Yanghee Lee, Pelapor Khusus PBB untuk Hak Asasi Manusia di Myanmar, menyampaikan keprihatinan saat mendapat laporan Pemerintahan Aung San si peraih Nobel Perdamaian menyatakan tidak akan menyelidiki serangan terhadap masjid tersebut.

“Ini sinyal yang salah. Pemerintah harus menunjukkan bahwa menghasut dan melakukan kekerasan terhadap etnis atau agama minoritas tidak memiliki tempat di Myanmar,” kata Lee pada akhir kunjungan 12 hari ke negara itu.

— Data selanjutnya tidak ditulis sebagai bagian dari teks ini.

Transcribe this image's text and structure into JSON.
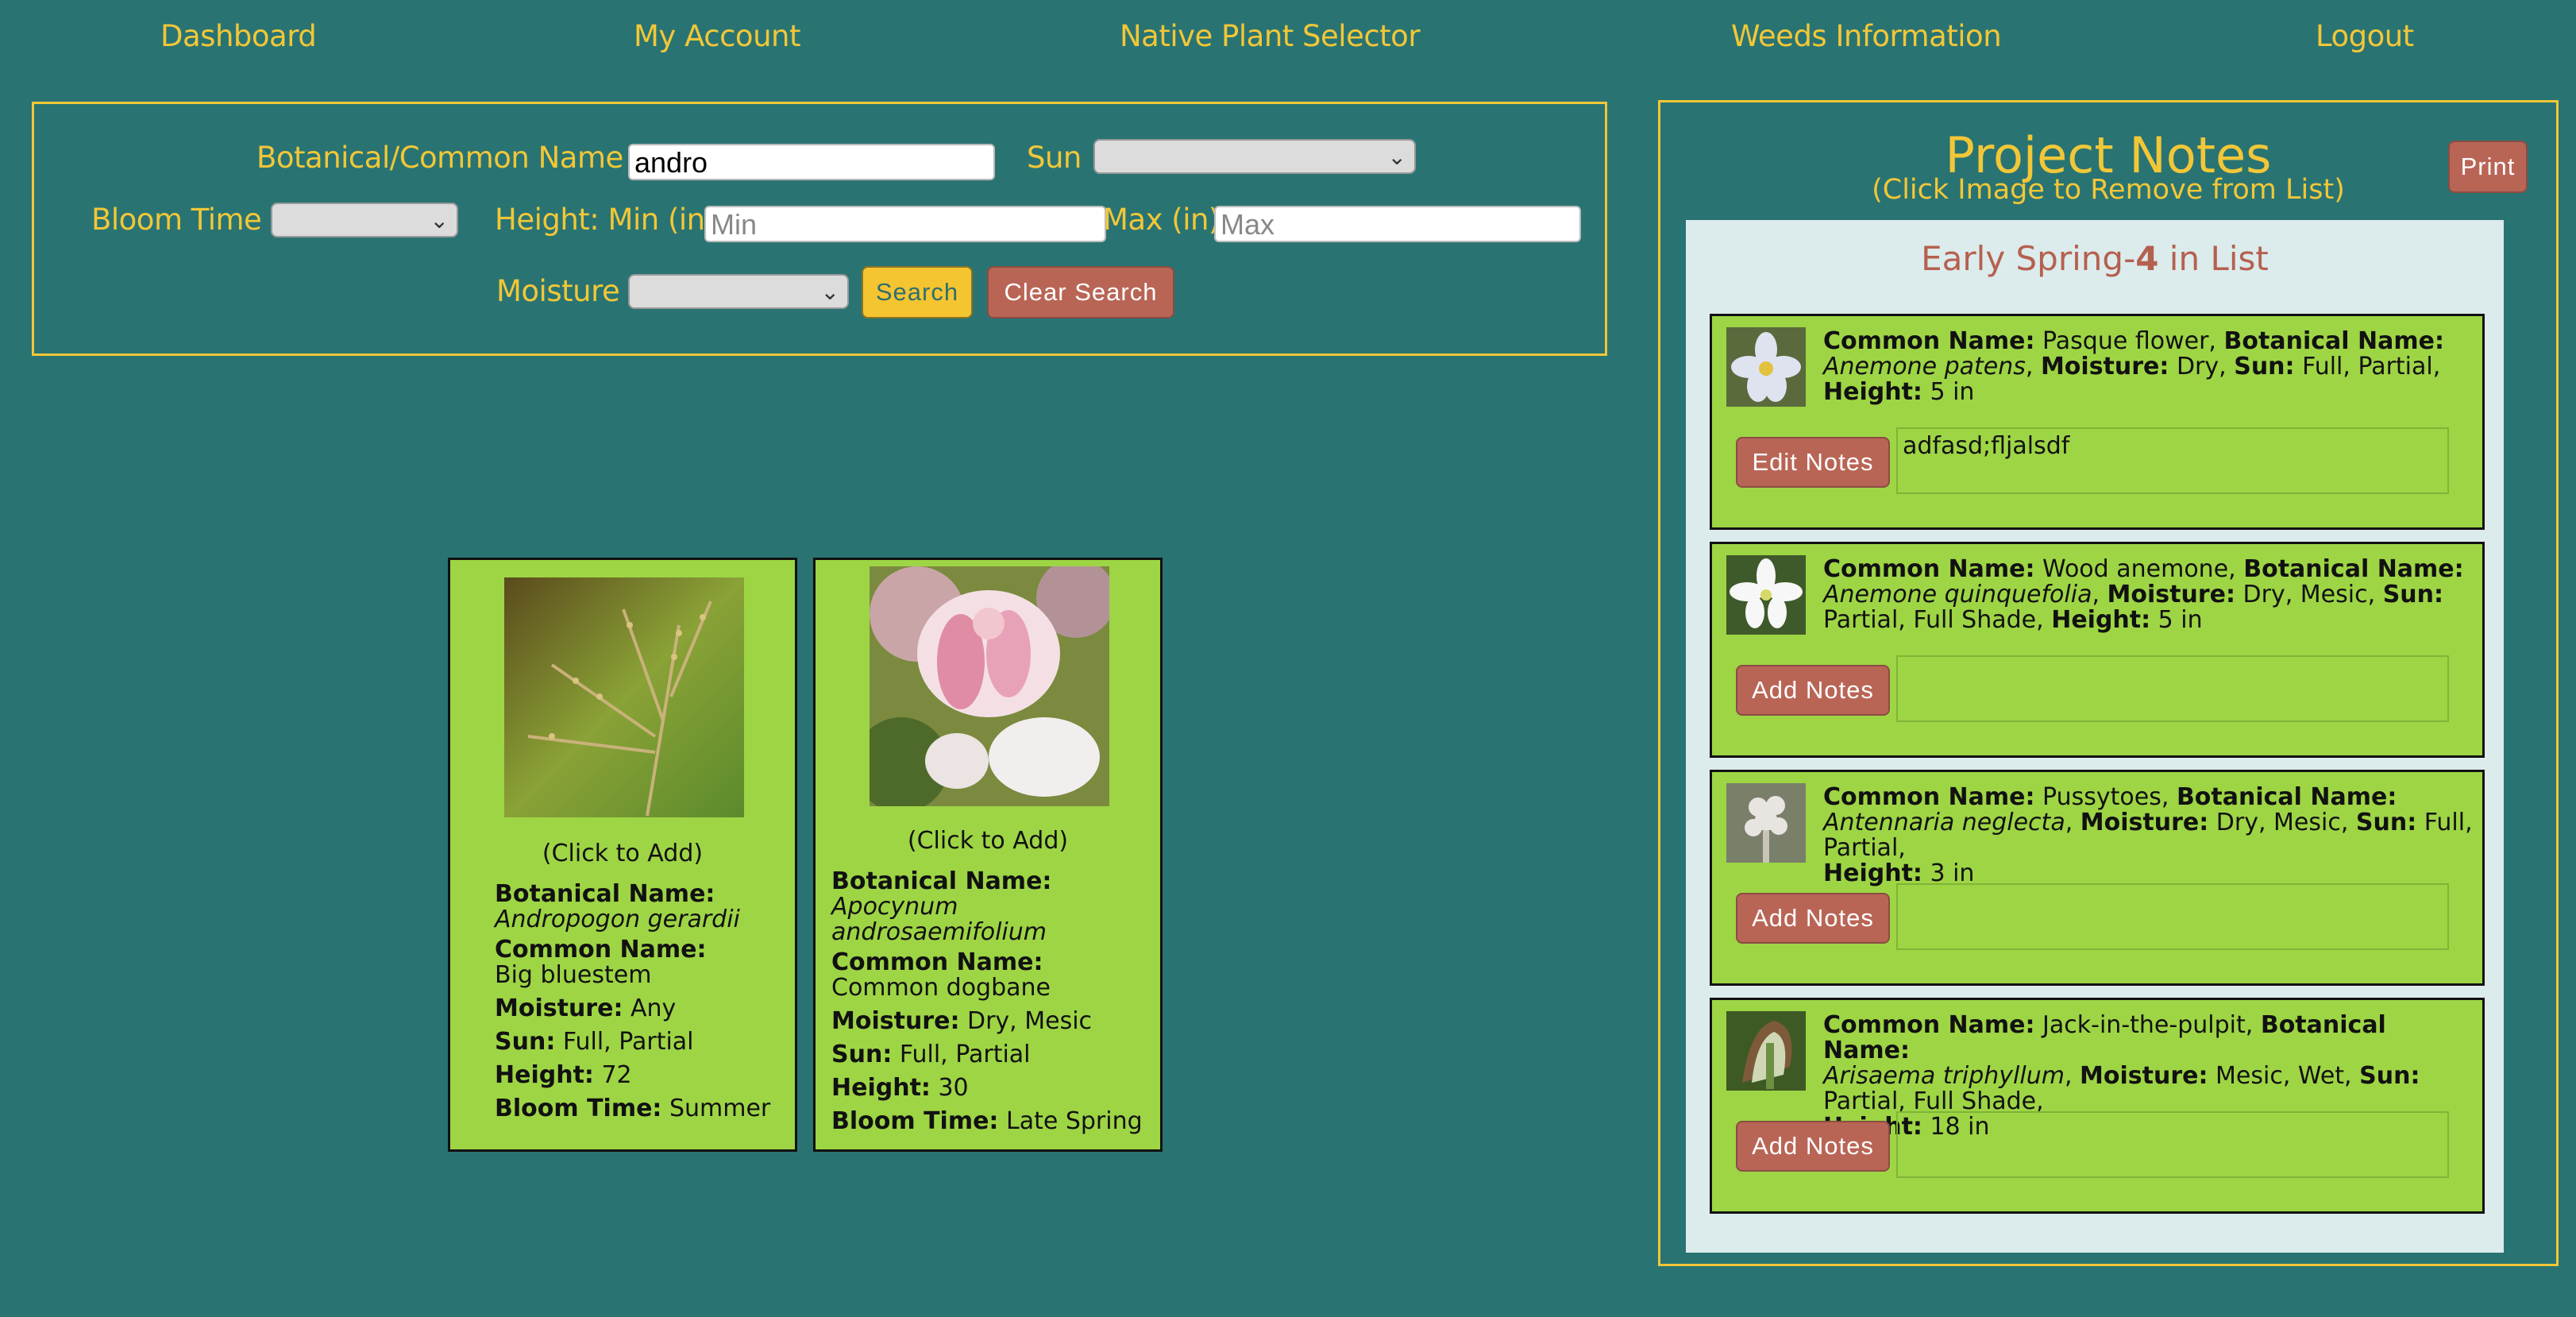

Menurut dia, insiden pidato kebencian, diskriminasi, kebencian, kekerasan dan intoleransi agama yang menjadi perhatian, dapat dilihat sebagai serangan terhadap masa lalu, sekarang dan masa depan dari satu komunitas. “Sangat penting bahwa pemerintah harus mengambil tindakan, termasuk dengan melakukan penyelidikan menyeluruh dan menangkap pelaku,” kata dia.

Sedangkan Phil Robertson dari Human Rights Watch mengatakan Pemerintahan Aung San harus membuat sikap jelas bahwa semua ekstremis yang menghasut kekerasan berbasis agama akan menghadapi hukuman maksimum berdasarkan hukum.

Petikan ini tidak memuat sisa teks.